Awarded by Kiribati
- Type: Order
- Established: 1 June 1989; 35 years ago
- Country: Kiribati
- Ribbon: Blue with yellow edges and a red central stripe with white edges
- Criteria: Former presidents of Kiribati who have served at least two full terms; others deemed deserving
- Status: Currently constituted
- Founder: Ieremia Tabai
- Classes: Single-class
- Post-nominals: A.T.K.

Statistics
- First induction: 1992

Precedence
- Next (higher): None
- Next (lower): Kiribati National Order

= Kiribati Grand Order =

Kiribati's highest honour

The reverse side bears the coat of arms of Kiribati and the obverse has the frigatebird.

The Kiribati Grand Order (KGO; Ana Tokabeti Kiribati, post-nominals A.T.K.) is the highest honour of Kiribati. The order was founded in 1989 under President Ieremia Tabai by the Presidential Act of 1 June 1989 (Kiribati National Honours and Awards Act 1989) which established the Kiribati honours system.

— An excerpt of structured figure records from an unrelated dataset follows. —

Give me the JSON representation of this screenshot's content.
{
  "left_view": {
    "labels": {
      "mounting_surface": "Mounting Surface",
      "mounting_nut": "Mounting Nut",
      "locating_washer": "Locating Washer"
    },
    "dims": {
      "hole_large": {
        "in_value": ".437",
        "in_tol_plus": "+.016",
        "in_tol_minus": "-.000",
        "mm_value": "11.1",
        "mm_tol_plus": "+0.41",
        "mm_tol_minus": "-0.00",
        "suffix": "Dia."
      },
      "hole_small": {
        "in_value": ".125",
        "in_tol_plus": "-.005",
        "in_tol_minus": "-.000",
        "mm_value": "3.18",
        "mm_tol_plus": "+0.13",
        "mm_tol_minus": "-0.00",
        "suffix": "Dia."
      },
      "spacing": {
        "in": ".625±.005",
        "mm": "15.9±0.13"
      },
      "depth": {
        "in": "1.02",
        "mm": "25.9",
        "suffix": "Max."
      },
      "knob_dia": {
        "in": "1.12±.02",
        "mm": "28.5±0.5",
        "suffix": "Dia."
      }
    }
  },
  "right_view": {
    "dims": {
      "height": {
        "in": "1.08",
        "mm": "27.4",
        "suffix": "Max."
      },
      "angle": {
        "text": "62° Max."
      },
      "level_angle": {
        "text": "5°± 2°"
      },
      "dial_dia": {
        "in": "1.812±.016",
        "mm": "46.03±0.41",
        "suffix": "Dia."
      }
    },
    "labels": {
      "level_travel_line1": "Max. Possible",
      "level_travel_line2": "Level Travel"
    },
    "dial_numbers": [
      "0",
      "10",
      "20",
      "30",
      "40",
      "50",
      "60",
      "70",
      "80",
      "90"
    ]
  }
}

The order can be conferred upon "former Beretitenti [presidents of Kiribati] who have served a minimum of two full presidential terms. It may also be bestowed or conferred upon such other persons who in the opinion of the [Kiribati National Honours and Awards] Commission deserve to be bestowed or conferred with such Order." Past recipients include Ieremia Tabai, three-time president of Kiribati (the first inductee, 1992), and John Hilary Smith, former Governor of the Gilbert Islands before it became Kiribati (2009). Nominations to the order are made on 12 July, the national day of Kiribati. The Kiribati National Honours and Awards Commission conducts the selection of candidates but the conferment of the order is a prerogative of the president of Kiribati, who may also revoke membership in the order.

The Kiribati Grand Order is classified as one of four civil awards in the Kiribati honours system, the remaining two being reserved for members of the disciplined forces. Ranking immediately below the Kiribati Grand Order in the civil category is the Kiribati National Order.

The insignia of the order is a gilt medal that is 3.2 cm in diameter. The medal is suspended from a straight bar that is attached to the ribbon. The ribbon is blue and has yellow edges and a red central stripe with white edges. The obverse side of the medal features the name of the order inscribed in Gilbertese, ANA TOKABETI KIRIBATI, and a male frigatebird on a branch whose inflated throat pouch is enamelled in red. The same frigatebird, in flight, is featured in the coat of arms of Kiribati, which is replicated in full on the reverse side of the medal. The outer edges of the medal on the obverse side feature a pattern of alternating points of a compass rose and ocean waves.

In 2022 the office of the president of Kiribati announced a competition to re-name and re-design all of Kiribati's honours including the Kiribati Grand Order.